Using a radiomic model for predicting IDH mutations provides a connection between intuitive vision and personalized profiling. By applying radiomic image features, tumor characteristics can be quantified without requiring a risky biopsy. In addition, imaging is a routine procedure, with no additional costs. We employed numerous radiomic features in this study for predicting IDH mutations. These features were divided into the categories of morphological, intensity, and textural features, which provided different viewpoints for distinguishing GBMs with and without IDH mutations.

Table 1 shows that the textural features yielded an accuracy of 85% (33/39), a sensitivity of 86% (6/7), and a specificity of 84% (27/32), which are significantly higher (p < 0.05) than the corresponding values for the morphological and intensity features. These results are in agreement with those of a previous study that used textural features to characterize the molecular subtypes of GBM [24]. The difference is that the proposed features and classification method targeted IDH mutations, which are recognized as a critical marker in GBM classification. We expect that more correlations between radiomic features and gene expression will be investigated.
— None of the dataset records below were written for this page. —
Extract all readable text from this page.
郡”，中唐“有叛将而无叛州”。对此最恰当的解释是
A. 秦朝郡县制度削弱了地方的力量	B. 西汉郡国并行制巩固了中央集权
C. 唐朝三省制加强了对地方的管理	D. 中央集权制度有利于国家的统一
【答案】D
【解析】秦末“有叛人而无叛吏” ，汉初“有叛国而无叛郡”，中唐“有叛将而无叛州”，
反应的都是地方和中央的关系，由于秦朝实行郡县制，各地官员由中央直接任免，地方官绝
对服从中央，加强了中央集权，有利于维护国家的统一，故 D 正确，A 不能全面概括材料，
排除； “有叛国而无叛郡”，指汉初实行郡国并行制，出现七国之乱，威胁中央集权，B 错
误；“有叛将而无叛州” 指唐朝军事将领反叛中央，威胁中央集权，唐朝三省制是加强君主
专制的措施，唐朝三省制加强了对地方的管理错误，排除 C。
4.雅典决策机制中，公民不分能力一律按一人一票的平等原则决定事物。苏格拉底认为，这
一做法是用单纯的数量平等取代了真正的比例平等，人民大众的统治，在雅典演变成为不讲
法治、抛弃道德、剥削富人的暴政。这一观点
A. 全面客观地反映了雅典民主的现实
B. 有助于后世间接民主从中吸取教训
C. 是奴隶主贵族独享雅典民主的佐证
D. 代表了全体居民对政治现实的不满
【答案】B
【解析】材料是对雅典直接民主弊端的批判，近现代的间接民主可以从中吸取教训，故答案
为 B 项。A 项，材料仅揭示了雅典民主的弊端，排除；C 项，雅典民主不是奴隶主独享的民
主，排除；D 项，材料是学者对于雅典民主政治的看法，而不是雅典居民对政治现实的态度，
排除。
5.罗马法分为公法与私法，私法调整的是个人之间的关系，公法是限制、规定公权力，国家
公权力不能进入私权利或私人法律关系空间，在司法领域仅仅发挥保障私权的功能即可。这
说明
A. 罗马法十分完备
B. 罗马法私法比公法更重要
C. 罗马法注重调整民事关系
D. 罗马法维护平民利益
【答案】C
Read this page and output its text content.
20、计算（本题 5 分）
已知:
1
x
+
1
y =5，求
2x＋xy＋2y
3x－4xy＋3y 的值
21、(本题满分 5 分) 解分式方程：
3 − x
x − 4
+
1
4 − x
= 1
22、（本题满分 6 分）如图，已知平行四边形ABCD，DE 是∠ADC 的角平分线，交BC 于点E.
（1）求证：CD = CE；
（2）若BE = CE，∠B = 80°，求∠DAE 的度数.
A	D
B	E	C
For predicting IDH mutations, we selected the following features: cluster prominence, cluster shading, maximum probability, the information measure of correlation, difference variance, the inverse difference normalized, and the inverse difference moment. The cluster prominence and cluster shading measures indicate whether a lack of symmetry exists in gray-scale distributions. The maximum probability corresponds to the strongest response. The correlation determines the gray-level linear dependence between a pixel and its surrounding neighbors. The difference variance indicates the variance between the co-occurrence probabilities along the x and y axes. The inverse difference moment estimates the homogeneity of the tissue pattern [23]. Regarding the misclassified case in Figure 1, a potential regional feature distinguishing the tissues into numerous regions according to their brightness may be helpful for recognizing the halo observed on the boundary. This type of feature correlated with the regional brightness, and the location can be determined in the future to provide more information than that provided by the existing features.

The only IDH-mutant case of GBM misclassified using the CAD system.

Figure 1: The only IDH-mutant case of GBM misclassified using the CAD system. (a) Original MR image. (b) Delineated tumor area. (http://cancerimagingarchive.net/; “License” and the CC BY license, https://creativecommons.org/licenses/by/3.0/; tumor areas in this figure were extracted from original images.)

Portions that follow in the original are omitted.